Identification: The banded killifish has an elongated body with flattened sides and large, round scales. Both males and females have dark vertical lines on the sides. Lines near the tail are shorter than those on the body. The back is olive, yellowish olive, or brownish yellow, fading to yellowish white or silvery-white on the bottom. The fins are light-olive or yellowish olive.
Killifish have no lateral line, and the tail is squarish. The banded killifish has rows of small, sharp teeth in the upper and lower jaw. Adults are usually two to four inches long.
Life history: In Pennsylvania, banded killifish prefer the quieter portions of still water and slower-moving areas of streams. When small groups of banded killifish live in areas of sandy or fine-gravel bottoms, they dig into the bottom when threatened. Larger schools of banded killifish show less of a tendency to bury.

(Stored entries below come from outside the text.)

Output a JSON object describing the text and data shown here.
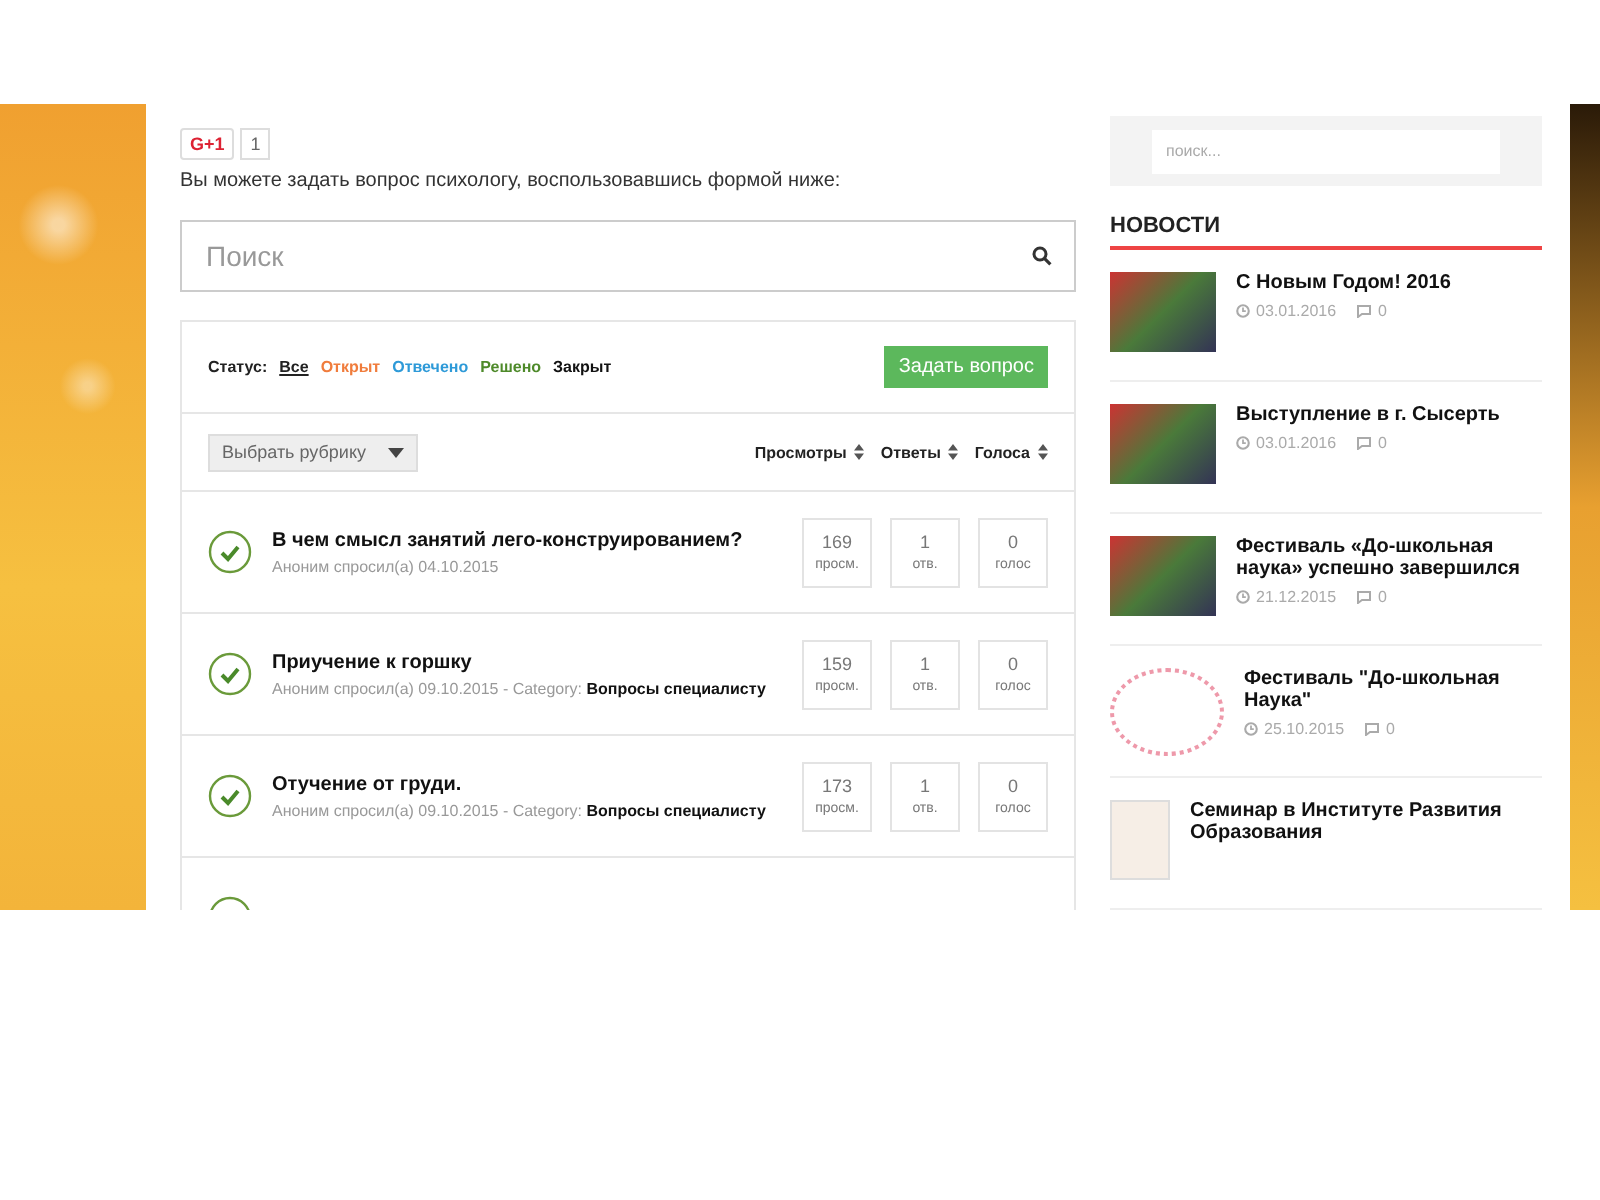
{
  "gplus": {
    "label": "G+1",
    "count": "1"
  },
  "intro": "Вы можете задать вопрос психологу, воспользовавшись формой ниже:",
  "search": {
    "placeholder": "Поиск"
  },
  "status_filter": {
    "label": "Статус:",
    "items": [
      {
        "label": "Все",
        "selected": true,
        "color": "#222222"
      },
      {
        "label": "Открыт",
        "selected": false,
        "color": "#f07c3c"
      },
      {
        "label": "Отвечено",
        "selected": false,
        "color": "#2e9ad8"
      },
      {
        "label": "Решено",
        "selected": false,
        "color": "#4e8a2a"
      },
      {
        "label": "Закрыт",
        "selected": false,
        "color": "#111111"
      }
    ]
  },
  "ask_button": "Задать вопрос",
  "category_select": "Выбрать рубрику",
  "sort_columns": [
    "Просмотры",
    "Ответы",
    "Голоса"
  ],
  "questions": [
    {
      "title": "В чем смысл занятий лего-конструированием?",
      "meta": "Аноним спросил(а) 04.10.2015",
      "resolved": true,
      "stats": [
        {
          "value": "169",
          "unit": "просм."
        },
        {
          "value": "1",
          "unit": "отв."
        },
        {
          "value": "0",
          "unit": "голос"
        }
      ]
    },
    {
      "title": "Приучение к горшку",
      "meta": "Аноним спросил(а) 09.10.2015  -  Category:",
      "category": "Вопросы специалисту",
      "resolved": true,
      "stats": [
        {
          "value": "159",
          "unit": "просм."
        },
        {
          "value": "1",
          "unit": "отв."
        },
        {
          "value": "0",
          "unit": "голос"
        }
      ]
    },
    {
      "title": "Отучение от груди.",
      "meta": "Аноним спросил(а) 09.10.2015  -  Category:",
      "category": "Вопросы специалисту",
      "resolved": true,
      "stats": [
        {
          "value": "173",
          "unit": "просм."
        },
        {
          "value": "1",
          "unit": "отв."
        },
        {
          "value": "0",
          "unit": "голос"
        }
      ]
    },
    {
      "resolved": true
    }
  ],
  "sidebar": {
    "search": {
      "placeholder": "поиск..."
    },
    "news_heading": "НОВОСТИ",
    "news": [
      {
        "title": "С Новым Годом! 2016",
        "date": "03.01.2016",
        "comments": "0",
        "kind": "photo"
      },
      {
        "title": "Выступление в г. Сысерть",
        "date": "03.01.2016",
        "comments": "0",
        "kind": "photo"
      },
      {
        "title": "Фестиваль «До-школьная наука» успешно завершился",
        "date": "21.12.2015",
        "comments": "0",
        "kind": "photo"
      },
      {
        "title": "Фестиваль \"До-школьная Наука\"",
        "date": "25.10.2015",
        "comments": "0",
        "kind": "drawing"
      },
      {
        "title": "Семинар в Институте Развития Образования",
        "kind": "document"
      }
    ]
  }
}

Killifish spawn in water of about 70 degrees. The male chooses a site and defends it against other males and intruders. As the male pursues a female, the female emits one egg, which stays attached to the female’s body by a fine strand. When the male pursues the female even more persistently, they come together and the female then emits up to 10 eggs, which also stay attached for a short period. The eggs then fall to the bottom. The spawning pair separates, and when the female moves off, the male pursues her again. This behavior continues until some 50 eggs are deposited in about five minutes. Neither the male nor the female guards the nest or the eggs, which hatch in about three days.
Killifish feed at the surface, midwater and near the bottom on midge larvae and insects. The larger fish consume insects, mollusks and worms.